5 Tricky Symptoms Not to Confuse with Seasonal Allergies
Spring- and summertime are the most common seasons for allergies. This happens because the warmer temperatures allow flowers to flourish and all kinds of airborne dust to float about. But while a good number of people know how to recognize and combat seasonal allergies correctly, a lot of others have not been diagnosed and can't tell whether they’re experiencing an allergy, a seasonal cold or something much more serious. In fact, even doctors dismiss certain symptoms as allergies when they are in truth something more serious.
This article will briefly discuss some symptoms that may seem like it, but are in fact not linked to any seasonal allergies.
1. Clear fluid: It isn’t uncommon to have a runny nose when suffering from seasonal allergies, but if only one nostril is running and the fluid is clear, that may mean there is a leak of spinal cerebral fluid happening. It becomes even more likely if this only takes place when the individual bends forward. The fluid itself isn't dangerous, but the leak is a sign that the brain may be exposed to infection, which would definitely be a cause for concern.

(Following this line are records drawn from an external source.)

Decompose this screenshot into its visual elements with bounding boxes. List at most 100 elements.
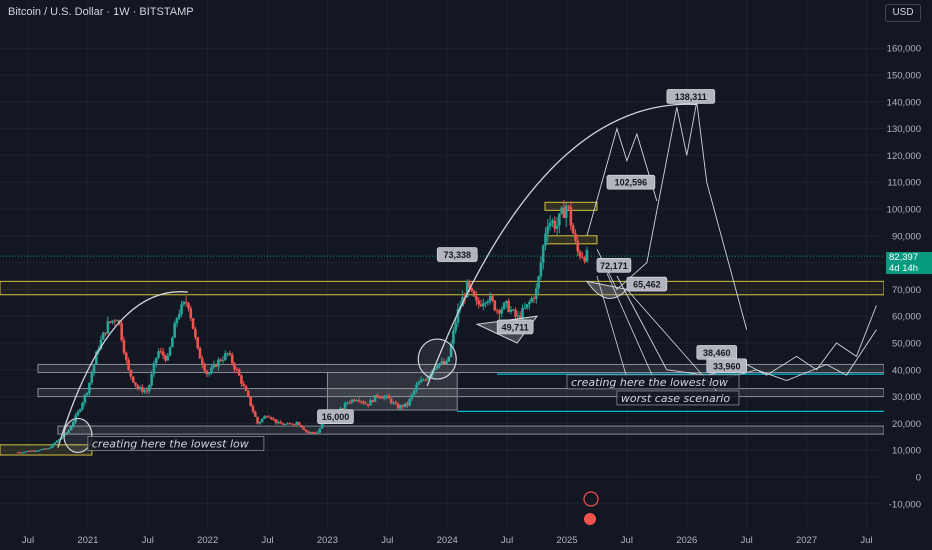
candle-body	[134, 382, 137, 386]
time-tick-label: 2027	[796, 535, 817, 546]
candle-body	[120, 323, 123, 341]
candle-body	[143, 390, 147, 392]
candle-body	[263, 416, 266, 419]
candle-body	[571, 225, 575, 234]
candle-body	[131, 376, 135, 383]
candle-body	[399, 405, 402, 409]
projection-path-3	[616, 275, 877, 376]
price-tick-label: 160,000	[887, 44, 921, 55]
candle-body	[101, 332, 105, 340]
projection-arrow	[626, 289, 718, 392]
candle-body	[362, 401, 365, 404]
candle-body	[161, 351, 165, 356]
candle-body	[265, 416, 269, 418]
candle-body	[424, 379, 428, 381]
candle-body	[260, 418, 264, 422]
annotation-box	[616, 390, 740, 406]
price-label-text: 102,596	[615, 178, 648, 188]
candle-body	[187, 303, 190, 309]
candle-body	[408, 398, 411, 406]
candles	[16, 200, 589, 454]
price-tick-label: 150,000	[887, 71, 921, 82]
time-tick-label: Jul	[860, 535, 872, 546]
price-label-box	[317, 409, 354, 425]
candle-body	[95, 351, 98, 365]
candle-body	[553, 220, 557, 229]
candle-body	[194, 329, 197, 338]
candle-body	[537, 276, 540, 289]
candle-body	[88, 382, 91, 393]
candle-body	[470, 287, 474, 291]
candle-body	[320, 423, 324, 429]
candle-body	[355, 400, 358, 402]
candle-body	[539, 262, 543, 277]
annotation-text: creating here the lowest low	[571, 376, 728, 389]
flag-icon	[584, 513, 596, 525]
time-tick-label: 2021	[77, 535, 98, 546]
candle-body	[210, 367, 213, 374]
candle-body	[157, 351, 160, 358]
drawings: 138,311 102,596 72,171 65,462 73,338 49,711 38…	[57, 89, 877, 525]
candle-body	[72, 422, 75, 427]
candle-body	[541, 245, 545, 263]
candle-body	[376, 395, 379, 397]
candle-body	[583, 257, 586, 262]
candle-body	[221, 359, 225, 361]
candle-body	[290, 423, 294, 425]
price-label-box	[706, 358, 748, 374]
candle-body	[249, 396, 252, 406]
highlight-circle-2023	[417, 338, 457, 380]
candle-body	[173, 323, 176, 338]
price-tick-label: 90,000	[892, 231, 921, 242]
candle-body	[25, 451, 29, 453]
candle-body	[576, 240, 580, 252]
candle-body	[313, 432, 317, 434]
candle-body	[389, 398, 393, 404]
candle-body	[562, 207, 566, 218]
candle-body	[279, 421, 282, 424]
candle-body	[136, 385, 140, 389]
zone-40k	[37, 363, 885, 373]
price-tick-label: 60,000	[892, 312, 921, 323]
candle-body	[270, 417, 273, 420]
candle-body	[92, 364, 96, 374]
chart-title: Bitcoin / U.S. Dollar · 1W · BITSTAMP	[8, 6, 194, 18]
price-tick-label: -10,000	[889, 499, 921, 510]
candle-body	[19, 452, 22, 454]
price-axis[interactable]: 160,000 150,000 140,000 130,000 120,000 110,0…	[884, 0, 932, 550]
candle-body	[244, 385, 248, 392]
candle-body	[39, 449, 43, 451]
time-axis[interactable]: Jul 2021 Jul 2022 Jul 2023 Jul 2024 Jul 2025 Jul 20…	[22, 535, 873, 546]
candle-body	[544, 233, 547, 246]
price-label-text: 16,000	[322, 412, 350, 422]
candle-body	[148, 385, 151, 392]
alert-icon	[583, 491, 599, 507]
time-tick-label: Jul	[741, 535, 753, 546]
zone-30k	[37, 388, 885, 398]
candle-body	[115, 320, 119, 322]
candle-body	[350, 399, 354, 403]
candle-body	[429, 374, 432, 378]
highlight-circle-2020	[63, 417, 93, 454]
candle-body	[341, 408, 345, 410]
time-tick-label: Jul	[261, 535, 273, 546]
candle-body	[164, 355, 167, 361]
candle-body	[196, 337, 199, 349]
candle-body	[449, 343, 453, 357]
candle-body	[353, 399, 356, 402]
candle-body	[138, 387, 142, 389]
candle-body	[111, 320, 114, 323]
candle-body	[76, 411, 80, 416]
candle-body	[454, 322, 457, 331]
candle-body	[452, 330, 455, 344]
candle-body	[403, 403, 407, 407]
time-tick-label: Jul	[381, 535, 393, 546]
candle-body	[51, 444, 54, 448]
candle-body	[108, 321, 112, 323]
candle-body	[48, 447, 52, 449]
candle-body	[567, 205, 570, 207]
candle-body	[426, 377, 430, 380]
currency-button[interactable]: USD	[885, 4, 921, 22]
price-tick-label: 40,000	[892, 365, 921, 376]
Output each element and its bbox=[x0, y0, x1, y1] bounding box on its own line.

2. Green snot: Green snot is usually a telltale sign of infection. If it happens to be coupled with pain in the area under the eyes, where the sinuses are located, then it’s likely the patient is dealing with a sinus infection instead of a seasonal allergy. This kind of infection can also cause headaches and pain in the temples.
3. Absent taste and smell: As a rule, allergies should not cause individuals to lose their senses of taste and smell. If that’s happening, then the cause is perhaps a structural problem in the nose such as polyps or a deviated septum. Neither of these issues is particularly dangerous, but they do cause congestion and inhibit the senses. Moreover, they often need to be corrected through surgery.
4. Hives: Most people will usually dismiss hives as an allergic reaction and only become concerned if the flare up doesn't disappear within a few days. If that is the case, and the episode lasts for weeks instead of days, then they are dealing with chronic hives, which have nothing to do with any external facts. They can be caused by many conditions, but experts have found that chronic hives are often linked to thyroid or immune system issues.
5. Headache: Headaches have already been briefly mentioned in this article. They may in fact be linked to allergies and sinus infections, if they're relatively mild, but if they are sudden and blindingly strong and persistent, then there is definitely a cause for concern, as this kind of headache is sometimes a sign of brain issues or cardiovascular diseases, both of which can be dangerous.